Aqui há sempre toalhas de linho branco, toalhas que duram eternidades, às vezes numa ou noutra há já uns ligeiros fios a tombar das bainhas, mas cheiram sempre a lavado e guardam sempre os vincos do ferro.

Aqui também nunca faltam os velhos casais. Andam devagar, sobem ainda mais devagar as escadas que levam ao primeiro andar, estão casados há muitos anos, há muitos anos que partilham domingos e cozidinhos e jarrinhos de tinto, e sabem que a felicidade é isso, essa rotina feita de silêncios cúmplices e passos cadenciados, e o empregado que pergunta pela família toda, e quer saber se está tudo bem, se é preciso mais alguma coisa, e se for é só dizer.

Às vezes os velhos casais trazem os netos para ensinar-lhes que pátria é este lugar onde há cozido ao domingo, e o ar cheira a coentros e a hortelã, e o soalho cheira a sabão e não a alfazema, rosa-chá ou limão verde como agora prometem os detergentes; este território inexpugnável de mesas quadradas de madeira e paredes forradas a corticite.

Os netos lá vão aguentando, esperando que o tempo passe muito depressa e aquele frete acabe, o que vale é que é que à noite vão divertir-se para a Ribeira com os colegas.
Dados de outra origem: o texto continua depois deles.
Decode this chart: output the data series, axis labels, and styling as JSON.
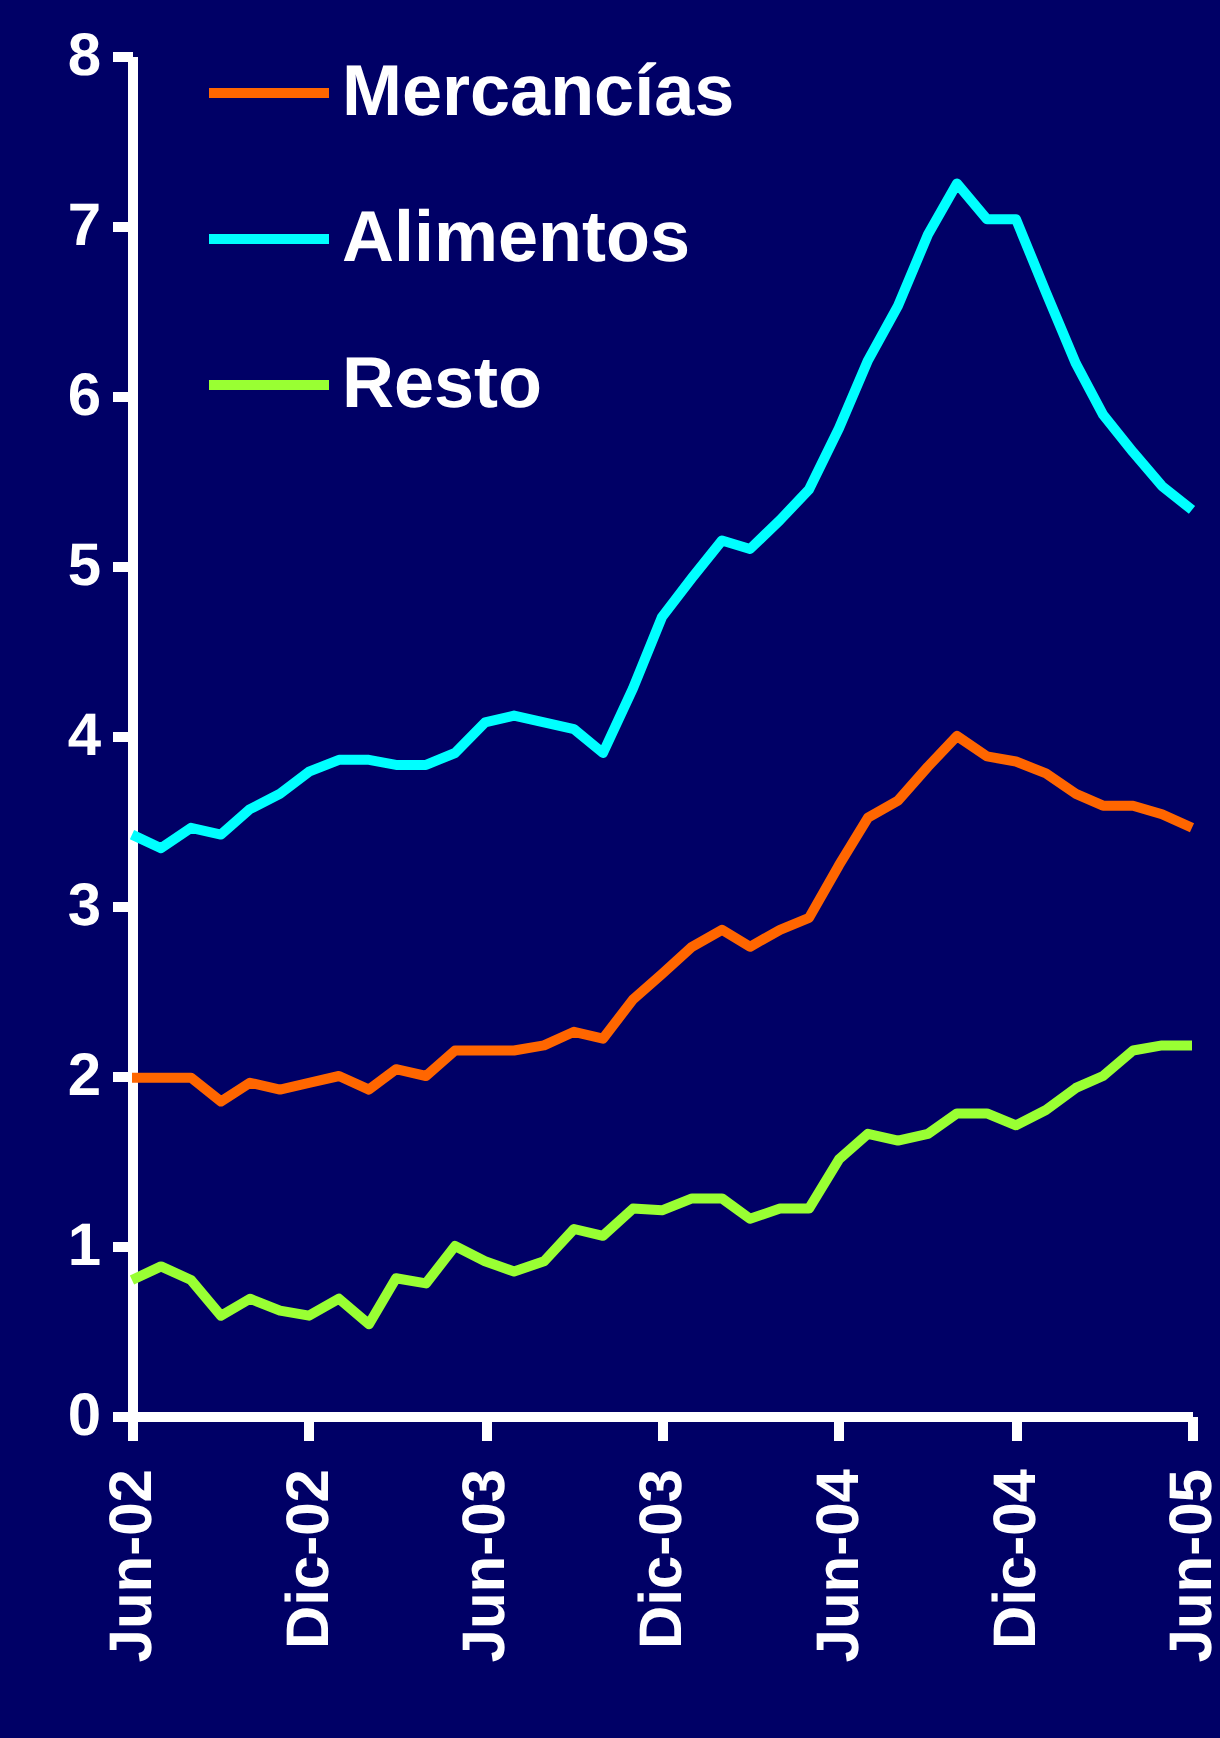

Os netos são ainda muito novos e, decididamente, esta ainda não é a sua pátria. Até porque esta é uma pátria que se tem de merecer, como eu compreendi muito cedo, pelo meio das conversas das minhas velhas tias com o Sr. João Fernandes, que tinha uma loja de tecidos para o lado dos Clérigos, e era sempre o nosso cicerone pelas ruas do Porto.

Por isso os velhos casais sorriem e não dizem nada : sabem que um dia, quando os seus jovens já não forem tão jovens como isso, estarão ali, naquela mesma mesa, e se não for o cozidinho será um cabritinho ou então uns filetezinhos de polvo que estão uma maravilha, tal como os meninos gostam, e se for preciso mais alguma coisa é só dizer.

Alice Vieira

Sobre a autora:

Escritora portuguesa de livros infantis e juvenis, nascida em 1943. No domínio da literatura, ganhou em 1979 o Prémio do Ano Internacional da Criança, com Rosa, Minha Irmã Rosa. Tem publicado regularmente obras em volume – entre elas, Chocolate à Chuva (1982) e Graças e Desgraças da Corte de El-Rei Tadinho (1984) -, sendo paralelamente redatora do Diário de Notícias e responsável editorial por literatura para a infância e juventude. Em 1996 foi candidata ao Prémio Hans Christian Andersen pelo conjunto da sua obra, traduzida em várias línguas.